Sachi=# select * from gp_toolkit.gp_size_of_table_uncompressed where sotusize > 1000000 limit 10; Sachi=# select * from gp_toolkit.gp_size_of_table_disk where sotdtablename = 'sales';

Q. What is compression ratio like for greenplum column oriented table

Ans: Greenplum row compression is only for Append Only and is about 35% - 40% reduction in volume. Row compression is done at the partition level, and once, compressed it is not updatable. However, Pivotal Greenplum is working on future feature release to have it updatable. The compression using compresstype=quicklz with default=1 is about 6 times the compression ratio. Eg. for 2 TB the table compressed will be around 360GB using compress_type "quicklz" with default=1. This are approximation, so the conclusion is 6 times compressed ratio.

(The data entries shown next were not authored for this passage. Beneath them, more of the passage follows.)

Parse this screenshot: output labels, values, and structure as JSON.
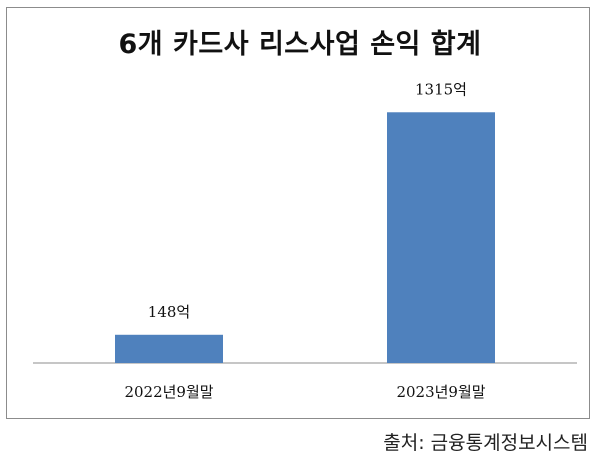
{
  "title": "6개 카드사 리스사업 손익 합계",
  "source": "출처: 금융통계정보시스템",
  "chart_data": {
    "type": "bar",
    "categories": [
      "2022년9월말",
      "2023년9월말"
    ],
    "values": [
      148,
      1315
    ],
    "data_labels": [
      "148억",
      "1315억"
    ],
    "unit": "억",
    "ylim": [
      0,
      1500
    ],
    "grid": false,
    "legend": "none",
    "bar_color": "#4f81bd"
  }
}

The following built-in function is provided to check the compression ratio of an append-only compressed table, and it takes table name or object ID. The function calculates the compression ratio: 

get_ao_compression_ratio(name)

get_ao_compression_ratio(oid)

3|uncompressed|public.foo_tab|Fri Nov 14 14:30:00 EST 2014|1415993400|1415993536|136|100000000|2602065248|2482 MB

3|zlib_5|public.foo_tab|Fri Nov 14 14:32:23 EST 2014|1415993543|1415993635|92|100000000|621586400|593 MB

3|zlib_7|public.foo_tab|Fri Nov 14 14:34:05 EST 2014|1415993645|1415993753|108|100000000|619200880|591 MB

3|quicklz|public.foo_tab|Fri Nov 14 14:36:03 EST 2014|1415993763|1415993810|47|100000000|835938248|797 MB

My colleague RAM has created a table foo_tab and it has 100 million rows, and you can see from the above that actual table is 3 times larger than the quicklz compressed table, and 4 times larger than the zlib level 5 compressed table. The procedure returns similar compression ratio for quicklz and zlib level 5 compressed tables:

gpdb=# select get_ao_compression_ratio('public.foo_tab_quicklz');

get_ao_compression_ratio

--------------------------

3.11

(1 row)

gpdb=# select get_ao_compression_ratio('public.foo_tab_zlib5');

get_ao_compression_ratio

--------------------------

4.19

(1 row)

There is little difference in compressed table size and compression ratio between zlib level 5 and level 7 append-only tables.